Improved characterization of the 3D structure of salt diapirs with electrical resistivity models

Abstract

Salt diapirs are prominent geological features, formed by the piercing of buoyant salt within overlying strata, with implications for basin evolution, tectonic deformation, and resource accumulation. In this study, we investigate the Shurab salt diapirs in northwestern Central Iran—an area with five known near-surface diapirs—whose subsurface geometries and interconnections at depth remain unclear due to the complex structural settings. To address these challenges, we generated a 3D electrical resistivity model from an array of 183 magnetotelluric (MT) measurements. Phase tensor and resistivity phase tensor analyses confirmed the presence of multidimensional conductivity structures. A range of modeling tests were performed to ensure a robust result, and final models were validated against seismic data and borehole logs, as well as previous 2D electric modeling. The resulting 3D resistivity model provides new insight into the geometry, depth, and interconnectedness of the salt diapirs and superior resolution of diapir flanks compared to seismic data.
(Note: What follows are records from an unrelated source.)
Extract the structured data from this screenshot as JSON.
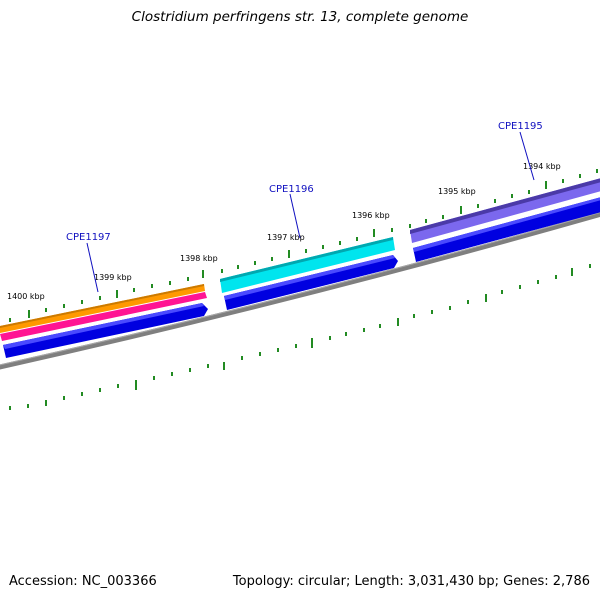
{
  "title": "Clostridium perfringens str. 13, complete genome",
  "footer": {
    "accession": "Accession: NC_003366",
    "info": "Topology: circular; Length: 3,031,430 bp; Genes: 2,786"
  },
  "ticks": [
    "1400 kbp",
    "1399 kbp",
    "1398 kbp",
    "1397 kbp",
    "1396 kbp",
    "1395 kbp",
    "1394 kbp"
  ],
  "genes": [
    {
      "label": "CPE1197",
      "track_colors": [
        "#ff9900",
        "#ff1493"
      ]
    },
    {
      "label": "CPE1196",
      "track_colors": [
        "#00e5ee"
      ]
    },
    {
      "label": "CPE1195",
      "track_colors": [
        "#7b68ee"
      ]
    }
  ],
  "colors": {
    "cds_strand": "#0000e0",
    "backbone": "#7f7f7f",
    "tick": "#228b22",
    "gene_label": "#1010c0"
  }
}
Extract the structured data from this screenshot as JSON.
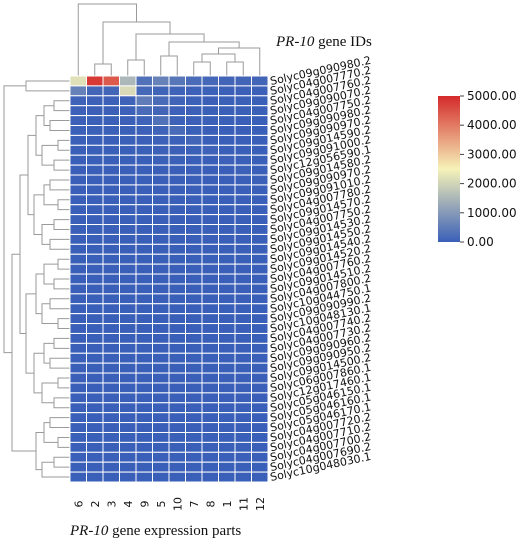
{
  "figure": {
    "top_title_italic": "PR-10",
    "top_title_rest": " gene IDs",
    "bottom_title_italic": "PR-10",
    "bottom_title_rest": " gene expression parts"
  },
  "colors": {
    "low": "#3a5fb8",
    "mid": "#f6f2b8",
    "high": "#d42a2a",
    "grid": "#ffffff",
    "dendrogram": "#9a9a9a",
    "text": "#111111"
  },
  "chart_data": {
    "type": "heatmap",
    "columns": [
      "6",
      "2",
      "3",
      "4",
      "9",
      "5",
      "10",
      "7",
      "8",
      "1",
      "11",
      "12"
    ],
    "rows": [
      "Solyc09g090980.2",
      "Solyc04g007770.2",
      "Solyc04g007760.2",
      "Solyc09g090070.2",
      "Solyc04g007750.2",
      "Solyc09g090980.2",
      "Solyc09g090970.2",
      "Solyc09g014590.2",
      "Solyc09g091000.2",
      "Solyc12g056590.1",
      "Solyc09g014580.2",
      "Solyc09g090970.2",
      "Solyc09g091010.2",
      "Solyc04g007780.2",
      "Solyc09g014570.2",
      "Solyc04g007750.2",
      "Solyc09g014530.2",
      "Solyc09g014550.2",
      "Solyc09g014540.2",
      "Solyc09g014520.2",
      "Solyc04g007760.2",
      "Solyc09g014510.2",
      "Solyc04g007800.2",
      "Solyc10g044750.1",
      "Solyc09g090990.2",
      "Solyc10g048130.1",
      "Solyc04g007740.2",
      "Solyc04g007730.2",
      "Solyc09g090960.2",
      "Solyc09g090950.2",
      "Solyc09g014500.2",
      "Solyc06g007860.1",
      "Solyc12g017460.1",
      "Solyc05g046150.1",
      "Solyc05g046160.1",
      "Solyc05g046170.1",
      "Solyc04g007720.2",
      "Solyc04g007710.2",
      "Solyc04g007700.2",
      "Solyc04g007690.2",
      "Solyc10g048030.1"
    ],
    "values": [
      [
        2200,
        4800,
        4400,
        1500,
        300,
        600,
        400,
        200,
        150,
        100,
        100,
        100
      ],
      [
        600,
        100,
        100,
        2100,
        150,
        80,
        60,
        40,
        30,
        20,
        20,
        20
      ],
      [
        60,
        40,
        40,
        60,
        500,
        200,
        80,
        30,
        20,
        10,
        10,
        10
      ],
      [
        40,
        20,
        20,
        40,
        200,
        100,
        40,
        20,
        10,
        10,
        10,
        10
      ],
      [
        20,
        10,
        10,
        20,
        60,
        300,
        50,
        20,
        10,
        10,
        5,
        5
      ],
      [
        10,
        10,
        10,
        10,
        40,
        60,
        200,
        10,
        5,
        5,
        5,
        5
      ],
      [
        10,
        5,
        5,
        10,
        20,
        40,
        30,
        100,
        5,
        5,
        5,
        5
      ],
      [
        5,
        5,
        5,
        5,
        10,
        20,
        20,
        10,
        60,
        5,
        5,
        5
      ],
      [
        5,
        5,
        5,
        5,
        5,
        10,
        10,
        5,
        5,
        40,
        5,
        5
      ],
      [
        5,
        5,
        5,
        5,
        5,
        5,
        5,
        5,
        5,
        5,
        30,
        5
      ],
      [
        5,
        5,
        5,
        5,
        5,
        5,
        5,
        5,
        5,
        5,
        5,
        20
      ],
      [
        5,
        5,
        5,
        5,
        5,
        5,
        5,
        5,
        5,
        5,
        5,
        5
      ],
      [
        5,
        5,
        5,
        5,
        5,
        5,
        5,
        5,
        5,
        5,
        5,
        5
      ],
      [
        5,
        5,
        5,
        5,
        5,
        5,
        5,
        5,
        5,
        5,
        5,
        5
      ],
      [
        5,
        5,
        5,
        5,
        5,
        5,
        5,
        5,
        5,
        5,
        5,
        5
      ],
      [
        5,
        5,
        5,
        5,
        5,
        5,
        5,
        5,
        5,
        5,
        5,
        5
      ],
      [
        5,
        5,
        5,
        5,
        5,
        5,
        5,
        5,
        5,
        5,
        5,
        5
      ],
      [
        5,
        5,
        5,
        5,
        5,
        5,
        5,
        5,
        5,
        5,
        5,
        5
      ],
      [
        5,
        5,
        5,
        5,
        5,
        5,
        5,
        5,
        5,
        5,
        5,
        5
      ],
      [
        5,
        5,
        5,
        5,
        5,
        5,
        5,
        5,
        5,
        5,
        5,
        5
      ],
      [
        5,
        5,
        5,
        5,
        5,
        5,
        5,
        5,
        5,
        5,
        5,
        5
      ],
      [
        5,
        5,
        5,
        5,
        5,
        5,
        5,
        5,
        5,
        5,
        5,
        5
      ],
      [
        5,
        5,
        5,
        5,
        5,
        5,
        5,
        5,
        5,
        5,
        5,
        5
      ],
      [
        5,
        5,
        5,
        5,
        5,
        5,
        5,
        5,
        5,
        5,
        5,
        5
      ],
      [
        5,
        5,
        5,
        5,
        5,
        5,
        5,
        5,
        5,
        5,
        5,
        5
      ],
      [
        5,
        5,
        5,
        5,
        5,
        5,
        5,
        5,
        5,
        5,
        5,
        5
      ],
      [
        5,
        5,
        5,
        5,
        5,
        5,
        5,
        5,
        5,
        5,
        5,
        5
      ],
      [
        5,
        5,
        5,
        5,
        5,
        5,
        5,
        5,
        5,
        5,
        5,
        5
      ],
      [
        5,
        5,
        5,
        5,
        5,
        5,
        5,
        5,
        5,
        5,
        5,
        5
      ],
      [
        5,
        5,
        5,
        5,
        5,
        5,
        5,
        5,
        5,
        5,
        5,
        5
      ],
      [
        5,
        5,
        5,
        5,
        5,
        5,
        5,
        5,
        5,
        5,
        5,
        5
      ],
      [
        5,
        5,
        5,
        5,
        5,
        5,
        5,
        5,
        5,
        5,
        5,
        5
      ],
      [
        5,
        5,
        5,
        5,
        5,
        5,
        5,
        5,
        5,
        5,
        5,
        5
      ],
      [
        5,
        5,
        5,
        5,
        5,
        5,
        5,
        5,
        5,
        5,
        5,
        5
      ],
      [
        5,
        5,
        5,
        5,
        5,
        5,
        5,
        5,
        5,
        5,
        5,
        5
      ],
      [
        5,
        5,
        5,
        5,
        5,
        5,
        5,
        5,
        5,
        5,
        5,
        5
      ],
      [
        5,
        5,
        5,
        5,
        5,
        5,
        5,
        5,
        5,
        5,
        5,
        5
      ],
      [
        5,
        5,
        5,
        5,
        5,
        5,
        5,
        5,
        5,
        5,
        5,
        5
      ],
      [
        5,
        5,
        5,
        5,
        5,
        5,
        5,
        5,
        5,
        5,
        5,
        5
      ],
      [
        5,
        5,
        5,
        5,
        5,
        5,
        5,
        5,
        5,
        5,
        5,
        5
      ],
      [
        5,
        5,
        5,
        5,
        5,
        5,
        5,
        5,
        5,
        5,
        5,
        5
      ]
    ],
    "colorscale": {
      "min": 0,
      "max": 5000,
      "ticks": [
        "5000.00",
        "4000.00",
        "3000.00",
        "2000.00",
        "1000.00",
        "0.00"
      ]
    },
    "legend_position": "top-right",
    "row_dendrogram": "left",
    "column_dendrogram": "top"
  }
}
High resistivity zones at shallow depths correspond to dry salt, while lower resistivity at greater depths indicates brine-saturated regions. Notably, Diapirs No. 4 and 5 were found to be interconnected at depth, sharing a root zone and likely originating from a common evaporite layer. Tectonic analysis suggests that active fault systems—including the Sen-Sen, Ab-Shirin, and Dehnar faults—have played key roles in guiding salt migration and shaping diapir structures. This study highlights the effectiveness of using MT data to image complex salt structures and underscores the importance of integrated geophysical approaches in tectonically active regions.